ZettelForge documentation¶
Your SOC's hardest-won context walks out the door when a senior analyst leaves. Two or three years of customer environments, prior investigations, actor TTPs, and false-positive patterns leave with them. ZettelForge keeps that context with the team.
ZettelForge extracts CVEs, threat actors, IOCs, and ATT&CK techniques from analyst notes and threat reports, resolves aliases (APT28 = Fancy Bear = STRONTIUM), and indexes vector-embedded notes for natural-language recall by analysts and by agents over MCP. It runs local-first with no external API keys required.
Two products, one core¶
ZettelForge ships in two forms. This site documents the open-source core.
- ZettelForge (open source). The self-hosted Apache-2.0-licensed engine you install with
pip install zettelforge. You run it on your own hardware, fully offline if you choose. Everything on this site applies to it. - ThreatRecall.ai (hosted SaaS). The managed, multi-tenant service built on the ZettelForge core for SOC teams that want recall, a tenant-scoped knowledge graph, structured ingest, and STIX 2.1 export without running infrastructure. Plans run Individual Researcher ($49/mo), Pro ($199/mo), and Enterprise (contact sales).
Get started¶
Install the core and store your first memory in about five minutes.
pip install zettelforge
Then follow the Quickstart to store, recall, and synthesize your first threat intelligence. Prefer a browser dashboard over the API? The web management interface gives you search, knowledge-graph exploration, live logs, and bulk ingestion.
Documentation map¶
This documentation follows the Diataxis framework, split into four quadrants.
- Tutorials (learning). Start here if you are new. Quickstart (5 min), then Ingest your first CTI report (10 min).
- How-to guides (tasks). Recipes for specific goals, such as Store a threat actor with automatic entity extraction.
- Reference (lookup). Exact specifications, including the full Configuration reference and the Memory Manager API.
- Concepts (understanding).
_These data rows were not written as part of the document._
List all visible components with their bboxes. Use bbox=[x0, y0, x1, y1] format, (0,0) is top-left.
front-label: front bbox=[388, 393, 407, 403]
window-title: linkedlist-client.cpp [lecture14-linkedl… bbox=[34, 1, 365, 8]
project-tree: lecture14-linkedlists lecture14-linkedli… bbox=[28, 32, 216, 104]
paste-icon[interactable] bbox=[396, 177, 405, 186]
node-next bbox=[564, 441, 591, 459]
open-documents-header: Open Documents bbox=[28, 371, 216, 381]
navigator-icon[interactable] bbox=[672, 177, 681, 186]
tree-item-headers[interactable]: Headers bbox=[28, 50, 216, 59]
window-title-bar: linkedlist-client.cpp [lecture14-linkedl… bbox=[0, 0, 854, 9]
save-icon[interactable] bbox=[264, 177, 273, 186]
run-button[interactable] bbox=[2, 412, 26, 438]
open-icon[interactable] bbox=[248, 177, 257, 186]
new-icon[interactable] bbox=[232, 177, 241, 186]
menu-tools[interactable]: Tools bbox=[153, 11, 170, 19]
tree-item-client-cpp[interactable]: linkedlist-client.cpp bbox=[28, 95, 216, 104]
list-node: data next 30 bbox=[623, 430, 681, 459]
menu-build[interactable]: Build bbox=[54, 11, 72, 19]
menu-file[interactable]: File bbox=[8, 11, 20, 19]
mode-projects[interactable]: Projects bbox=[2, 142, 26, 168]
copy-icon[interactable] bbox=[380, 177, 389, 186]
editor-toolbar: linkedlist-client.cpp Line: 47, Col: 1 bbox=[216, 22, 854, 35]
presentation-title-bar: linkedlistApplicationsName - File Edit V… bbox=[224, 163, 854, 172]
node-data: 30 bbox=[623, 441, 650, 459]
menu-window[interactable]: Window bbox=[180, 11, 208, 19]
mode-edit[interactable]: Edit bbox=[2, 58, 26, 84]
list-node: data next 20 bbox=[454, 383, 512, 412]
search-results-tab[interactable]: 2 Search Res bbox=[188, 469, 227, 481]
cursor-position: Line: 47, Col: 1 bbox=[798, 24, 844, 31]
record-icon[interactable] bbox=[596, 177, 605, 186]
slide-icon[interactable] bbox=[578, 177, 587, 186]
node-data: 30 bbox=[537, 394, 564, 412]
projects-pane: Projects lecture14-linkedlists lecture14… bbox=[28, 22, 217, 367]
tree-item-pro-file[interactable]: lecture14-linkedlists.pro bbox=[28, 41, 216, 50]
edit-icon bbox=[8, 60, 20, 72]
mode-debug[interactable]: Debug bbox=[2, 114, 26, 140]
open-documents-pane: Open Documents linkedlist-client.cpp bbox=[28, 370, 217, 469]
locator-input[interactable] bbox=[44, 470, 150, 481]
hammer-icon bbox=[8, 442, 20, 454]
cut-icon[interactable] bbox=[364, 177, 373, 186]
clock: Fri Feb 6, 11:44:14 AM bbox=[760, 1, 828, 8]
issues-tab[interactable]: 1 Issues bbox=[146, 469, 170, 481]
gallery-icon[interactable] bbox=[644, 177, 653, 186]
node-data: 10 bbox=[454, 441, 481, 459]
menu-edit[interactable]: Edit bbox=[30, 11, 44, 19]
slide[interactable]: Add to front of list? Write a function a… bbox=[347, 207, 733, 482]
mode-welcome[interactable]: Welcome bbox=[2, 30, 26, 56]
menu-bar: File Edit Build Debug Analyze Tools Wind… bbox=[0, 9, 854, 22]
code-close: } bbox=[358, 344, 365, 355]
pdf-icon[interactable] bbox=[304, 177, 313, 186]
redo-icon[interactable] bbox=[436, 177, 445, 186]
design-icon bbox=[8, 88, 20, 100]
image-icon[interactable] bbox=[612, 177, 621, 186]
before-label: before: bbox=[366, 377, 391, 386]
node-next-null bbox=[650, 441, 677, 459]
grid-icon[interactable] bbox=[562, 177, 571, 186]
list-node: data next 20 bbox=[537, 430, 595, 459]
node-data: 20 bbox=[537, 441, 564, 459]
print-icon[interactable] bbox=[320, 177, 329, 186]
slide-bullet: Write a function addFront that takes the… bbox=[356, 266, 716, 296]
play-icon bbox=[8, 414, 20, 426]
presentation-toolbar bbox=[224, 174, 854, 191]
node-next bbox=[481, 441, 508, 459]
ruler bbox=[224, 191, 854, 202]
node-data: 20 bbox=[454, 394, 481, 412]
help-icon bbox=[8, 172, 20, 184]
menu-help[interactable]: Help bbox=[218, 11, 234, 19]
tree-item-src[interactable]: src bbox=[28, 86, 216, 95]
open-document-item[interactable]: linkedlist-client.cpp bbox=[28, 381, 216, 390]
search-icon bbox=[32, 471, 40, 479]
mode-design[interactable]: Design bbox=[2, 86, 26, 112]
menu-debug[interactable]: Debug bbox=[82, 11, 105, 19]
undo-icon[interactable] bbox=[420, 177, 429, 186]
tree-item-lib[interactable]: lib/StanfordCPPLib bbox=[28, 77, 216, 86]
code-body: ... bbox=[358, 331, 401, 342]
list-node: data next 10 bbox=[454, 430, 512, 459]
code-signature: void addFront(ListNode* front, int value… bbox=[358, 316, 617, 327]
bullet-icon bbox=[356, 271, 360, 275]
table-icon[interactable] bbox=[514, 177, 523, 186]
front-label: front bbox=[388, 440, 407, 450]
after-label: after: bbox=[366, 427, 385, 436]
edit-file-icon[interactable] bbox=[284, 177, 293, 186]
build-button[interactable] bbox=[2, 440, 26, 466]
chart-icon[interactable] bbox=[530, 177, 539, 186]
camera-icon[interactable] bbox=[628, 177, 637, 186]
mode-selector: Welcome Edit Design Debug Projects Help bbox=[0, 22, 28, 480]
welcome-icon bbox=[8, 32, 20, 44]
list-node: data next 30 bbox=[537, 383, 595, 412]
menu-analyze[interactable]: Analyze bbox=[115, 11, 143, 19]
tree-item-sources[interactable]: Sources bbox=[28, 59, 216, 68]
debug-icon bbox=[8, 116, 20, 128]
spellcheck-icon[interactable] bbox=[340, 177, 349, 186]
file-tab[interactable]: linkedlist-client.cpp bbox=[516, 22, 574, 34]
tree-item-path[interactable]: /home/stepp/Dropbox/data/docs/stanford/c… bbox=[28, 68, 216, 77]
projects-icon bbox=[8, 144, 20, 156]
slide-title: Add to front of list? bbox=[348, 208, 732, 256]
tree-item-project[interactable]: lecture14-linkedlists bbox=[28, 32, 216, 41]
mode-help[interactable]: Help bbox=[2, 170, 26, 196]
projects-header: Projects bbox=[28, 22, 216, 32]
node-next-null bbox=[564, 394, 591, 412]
Design rationale, including why the hybrid TypeDB plus LanceDB architecture.
At a glance¶
Every value below is verified against the v2.7.0 source.
| Property | Value |
|---|---|
| Version | 2.7.0 |
| License | Apache-2.0 |
| Python | 3.10 or newer |
| Default storage | SQLite plus LanceDB (vector index) |
| Optional graph store | TypeDB 3.x (Docker, port 1729) |
| Embeddings | fastembed nomic-embed-text-v1.5-Q, 768-dim, in-process ONNX |
| LLM generation | Configurable. The v2.7.0 reference config selects Ollama at http://localhost:11434; the offline local provider defaults to Qwen/Qwen2.5-3B-Instruct-GGUF through llama-cpp-python. |
| Other LLM providers | local (GGUF via llama-cpp-python, or ONNX via onnxruntime-genai) and litellm (100+ cloud backends) |
ZettelForge selects its LLM backend through llm.provider and llm.model in config.yaml. Use an Ollama tag you have pulled, switch to local for fully offline GGUF inference, or use litellm for OpenAI, Anthropic, Google, Groq, NVIDIA, and other hosted backends. See the Configuration reference for every key, default, and environment override.